Mi esposo me atacó embarazada y su propio padre me salvó de la ruina
Anteriormente: Cuando Marcos intentó echar a Sara a la fuerza en pleno embarazo, no esperaba que su propio padre, don Arturo, interviniera de forma tan violenta para protegerla y cambiar su destino para siempre.
Secretos desenterrados bajo la tormenta
Una vez dentro de la villa, protegidos de la fría brisa castellana, el médico de la familia confirmó que el bebé se encontraba fuera de peligro. Sin embargo, la calma era solo una ilusión. Sentados en la biblioteca señorial, don Arturo miró a Sara con una mezcla de culpa y profunda tristeza. Abrió un compartimento secreto en su escritorio de roble y extrajo un fajo de documentos legales.
Mira esto, Sara. Marcos descubrió que yo planeaba dejarte la mayor parte de mi patrimonio. Por eso falsificó informes médicos para declararme demente y quedarse con todo.
Sara contemplaba los papeles con incredulidad, pero lo peor estaba por venir. Con las manos temblorosas, Arturo le mostró una antigua fotografía de una mujer joven y sonriente. Era la madre de Sara, fallecida años atrás.

—Tu madre fue el único y verdadero amor de mi vida —confesó Arturo con lágrimas en los ojos—. Fui obligado a casarme por conveniencia, pero nunca dejé de amarla. Sara... tú eres mi hija biológica. Marcos descubrió la prueba de paternidad que guardaba en secreto y se dio cuenta de que tenías más derecho a la herencia que él. Su matrimonio contigo fue solo una estrategia para controlarte.

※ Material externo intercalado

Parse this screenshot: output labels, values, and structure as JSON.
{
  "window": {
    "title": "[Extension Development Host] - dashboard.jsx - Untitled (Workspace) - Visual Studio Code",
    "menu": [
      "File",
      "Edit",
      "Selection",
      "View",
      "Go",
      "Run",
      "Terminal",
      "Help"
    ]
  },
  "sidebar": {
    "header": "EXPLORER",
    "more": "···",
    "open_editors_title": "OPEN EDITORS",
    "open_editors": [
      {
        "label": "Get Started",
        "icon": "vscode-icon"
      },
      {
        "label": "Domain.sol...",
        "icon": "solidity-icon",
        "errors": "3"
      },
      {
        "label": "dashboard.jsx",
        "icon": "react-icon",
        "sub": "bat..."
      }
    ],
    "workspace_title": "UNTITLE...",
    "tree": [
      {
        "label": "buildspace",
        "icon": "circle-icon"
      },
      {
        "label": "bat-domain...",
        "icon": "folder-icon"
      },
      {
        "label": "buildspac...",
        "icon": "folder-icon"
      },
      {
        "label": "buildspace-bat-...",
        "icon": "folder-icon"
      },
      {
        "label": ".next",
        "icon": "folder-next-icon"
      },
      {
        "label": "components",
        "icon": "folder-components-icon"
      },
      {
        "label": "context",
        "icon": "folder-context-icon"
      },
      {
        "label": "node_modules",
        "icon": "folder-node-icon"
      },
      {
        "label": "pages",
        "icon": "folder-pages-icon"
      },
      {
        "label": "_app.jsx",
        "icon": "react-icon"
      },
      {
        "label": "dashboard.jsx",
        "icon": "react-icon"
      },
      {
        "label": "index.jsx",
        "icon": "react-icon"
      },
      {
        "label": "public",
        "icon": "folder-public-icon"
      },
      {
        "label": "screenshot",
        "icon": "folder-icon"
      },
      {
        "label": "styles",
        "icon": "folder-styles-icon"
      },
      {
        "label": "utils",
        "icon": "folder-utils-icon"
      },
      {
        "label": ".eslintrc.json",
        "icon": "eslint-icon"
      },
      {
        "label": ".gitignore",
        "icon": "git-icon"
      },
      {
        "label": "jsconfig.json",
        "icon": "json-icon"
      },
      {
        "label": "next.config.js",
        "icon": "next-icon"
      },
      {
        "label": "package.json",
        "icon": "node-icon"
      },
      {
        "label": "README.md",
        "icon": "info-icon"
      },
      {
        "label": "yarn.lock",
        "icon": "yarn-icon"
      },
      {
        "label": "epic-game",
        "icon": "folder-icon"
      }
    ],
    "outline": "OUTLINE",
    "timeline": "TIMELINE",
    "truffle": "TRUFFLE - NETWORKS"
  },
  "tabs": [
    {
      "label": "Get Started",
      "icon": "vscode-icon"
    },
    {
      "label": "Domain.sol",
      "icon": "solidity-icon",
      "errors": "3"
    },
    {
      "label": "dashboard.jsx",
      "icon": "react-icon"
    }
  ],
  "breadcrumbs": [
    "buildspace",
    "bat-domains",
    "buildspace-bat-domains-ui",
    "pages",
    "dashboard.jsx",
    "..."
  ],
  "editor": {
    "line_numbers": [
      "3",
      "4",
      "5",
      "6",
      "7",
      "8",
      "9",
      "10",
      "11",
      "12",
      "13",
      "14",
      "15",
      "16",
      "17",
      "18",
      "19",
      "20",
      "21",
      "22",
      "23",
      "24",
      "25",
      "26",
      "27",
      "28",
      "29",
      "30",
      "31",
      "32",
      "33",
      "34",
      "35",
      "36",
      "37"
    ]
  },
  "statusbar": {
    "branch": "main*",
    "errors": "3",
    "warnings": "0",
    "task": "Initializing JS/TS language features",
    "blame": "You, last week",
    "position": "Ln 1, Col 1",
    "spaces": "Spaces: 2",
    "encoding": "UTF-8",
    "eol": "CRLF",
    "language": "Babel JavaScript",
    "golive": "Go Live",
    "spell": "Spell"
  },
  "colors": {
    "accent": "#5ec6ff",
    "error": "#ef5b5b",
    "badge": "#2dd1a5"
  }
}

El mundo de Sara se derrumbó en un segundo. El hombre con el que se había casado era su medio hermano por parte de padre, y todo había sido un plan macabro de codicia. De repente, el estridente sonido de las sirenas policiales y el chirrido de neumáticos rompieron el silencio exterior. Marcos había regresado, escoltado por patrullas y un abogado con una orden judicial de desahucio inmediato.
¡Abran la puerta! ¡Esta propiedad ahora me pertenece legalmente!
La voz de Marcos, amplificada por la soberbia, exigía el desalojo de Sara y del anciano Arturo, dejándolos al borde del abismo.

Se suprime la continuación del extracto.